January 23, 2012 - by mosesbet · Filed Under Gold News Leave a Comment 

Investors are keen to know whether the past decade’s gold boom is set to reach a new high. Surveys have been indicating that it is possible that gold will trade along the present levels during the first six months of the year. This may be followed by a rebound in the last six months in 2012 if economic conditions get better.

With investors being satisfied with risks, in the middle of the week, gold futures saw a high which was a first in the past five weeks. This happened after the price of gold increased by 10% in 2011, especially between August and September.

Demand for Gold Strong

Recently, gold futures went up $3.40 per ounce. This took its price to $1,659 per ounce. It has been the highest close that the precious metal has seen after December 13. Since then, gold prices have wavered a little. However, the demand for gold continues to remain strong, with the Euro crisis showing signs of easing.

Industry analysts believe that gold will reach $2,000 per ounce in 2012. But, the current predictions are not as strong as those in 2011′s second half. In the short-term, gold prices may struggle, especially if the demand falls after the Lunar New Year in Asia. Reuters GFMS feels that gold is most likely at the end of its successful ten year run.
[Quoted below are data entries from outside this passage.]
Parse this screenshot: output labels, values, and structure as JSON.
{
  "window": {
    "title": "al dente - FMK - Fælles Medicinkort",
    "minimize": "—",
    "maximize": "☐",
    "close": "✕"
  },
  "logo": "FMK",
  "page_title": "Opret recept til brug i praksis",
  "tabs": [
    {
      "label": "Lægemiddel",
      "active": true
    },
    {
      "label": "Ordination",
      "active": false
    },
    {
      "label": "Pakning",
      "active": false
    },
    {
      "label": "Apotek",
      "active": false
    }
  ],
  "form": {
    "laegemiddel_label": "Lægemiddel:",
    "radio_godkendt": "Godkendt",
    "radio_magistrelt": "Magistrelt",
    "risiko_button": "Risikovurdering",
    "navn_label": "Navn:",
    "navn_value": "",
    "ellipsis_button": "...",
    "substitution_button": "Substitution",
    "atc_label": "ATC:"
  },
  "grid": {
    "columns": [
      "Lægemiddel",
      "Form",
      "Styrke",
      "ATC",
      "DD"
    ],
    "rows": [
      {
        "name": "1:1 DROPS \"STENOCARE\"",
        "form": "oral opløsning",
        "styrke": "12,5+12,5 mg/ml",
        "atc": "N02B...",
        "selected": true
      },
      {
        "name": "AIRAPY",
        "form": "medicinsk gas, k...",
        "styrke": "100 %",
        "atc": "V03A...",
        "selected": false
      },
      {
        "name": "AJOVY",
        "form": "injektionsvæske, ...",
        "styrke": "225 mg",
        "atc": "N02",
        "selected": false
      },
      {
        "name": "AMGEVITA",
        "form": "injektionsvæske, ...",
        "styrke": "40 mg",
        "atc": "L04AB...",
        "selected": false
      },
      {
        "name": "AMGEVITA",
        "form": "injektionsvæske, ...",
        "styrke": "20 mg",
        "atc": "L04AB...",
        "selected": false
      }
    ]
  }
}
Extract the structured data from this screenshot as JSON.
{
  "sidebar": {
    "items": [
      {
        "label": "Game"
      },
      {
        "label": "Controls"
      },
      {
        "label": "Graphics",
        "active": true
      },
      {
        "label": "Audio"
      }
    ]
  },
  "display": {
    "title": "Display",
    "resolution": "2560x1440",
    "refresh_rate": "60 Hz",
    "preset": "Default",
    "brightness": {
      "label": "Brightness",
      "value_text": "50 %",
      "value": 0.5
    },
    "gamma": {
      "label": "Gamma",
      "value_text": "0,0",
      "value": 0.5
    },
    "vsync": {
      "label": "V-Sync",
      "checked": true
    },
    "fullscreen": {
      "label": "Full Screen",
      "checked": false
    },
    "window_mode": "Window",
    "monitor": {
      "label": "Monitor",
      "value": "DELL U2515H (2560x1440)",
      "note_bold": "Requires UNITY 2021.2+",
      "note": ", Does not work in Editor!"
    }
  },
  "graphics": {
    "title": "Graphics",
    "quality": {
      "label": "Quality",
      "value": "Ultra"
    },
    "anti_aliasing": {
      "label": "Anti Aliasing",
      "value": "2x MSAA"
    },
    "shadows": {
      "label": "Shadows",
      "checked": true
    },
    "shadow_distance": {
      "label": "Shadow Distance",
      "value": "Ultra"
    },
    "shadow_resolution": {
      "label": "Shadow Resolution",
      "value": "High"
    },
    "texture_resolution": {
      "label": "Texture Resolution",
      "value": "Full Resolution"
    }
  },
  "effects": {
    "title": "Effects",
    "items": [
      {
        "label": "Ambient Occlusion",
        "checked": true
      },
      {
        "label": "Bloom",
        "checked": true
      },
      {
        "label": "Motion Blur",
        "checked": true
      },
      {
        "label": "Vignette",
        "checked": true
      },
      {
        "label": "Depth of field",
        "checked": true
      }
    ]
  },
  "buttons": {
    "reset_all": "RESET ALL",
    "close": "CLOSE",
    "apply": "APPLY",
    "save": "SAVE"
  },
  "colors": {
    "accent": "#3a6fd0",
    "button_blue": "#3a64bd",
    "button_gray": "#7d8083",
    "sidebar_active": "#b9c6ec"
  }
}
Precious Metal Price may Retreat

With the macro-economic structure likely to get better by 2013, the demand for gold as an investment option will fall. This will then be followed by a retreat in the price of the precious metal. According to Reuters GFMS, gold will see a strong rise in prices. However, the prices will mostly be weak in the fist six months of the year.

Though this prediction has been made, investors are concerned. Previously, forecasts were made about gold prices increasing by the end of 2011. However, these were proved wrong when prices fell after the euro crisis became serious. Analysts and consultants defend their view with the point that interest rates are low, inflation expectations are high and monetary policies are easing.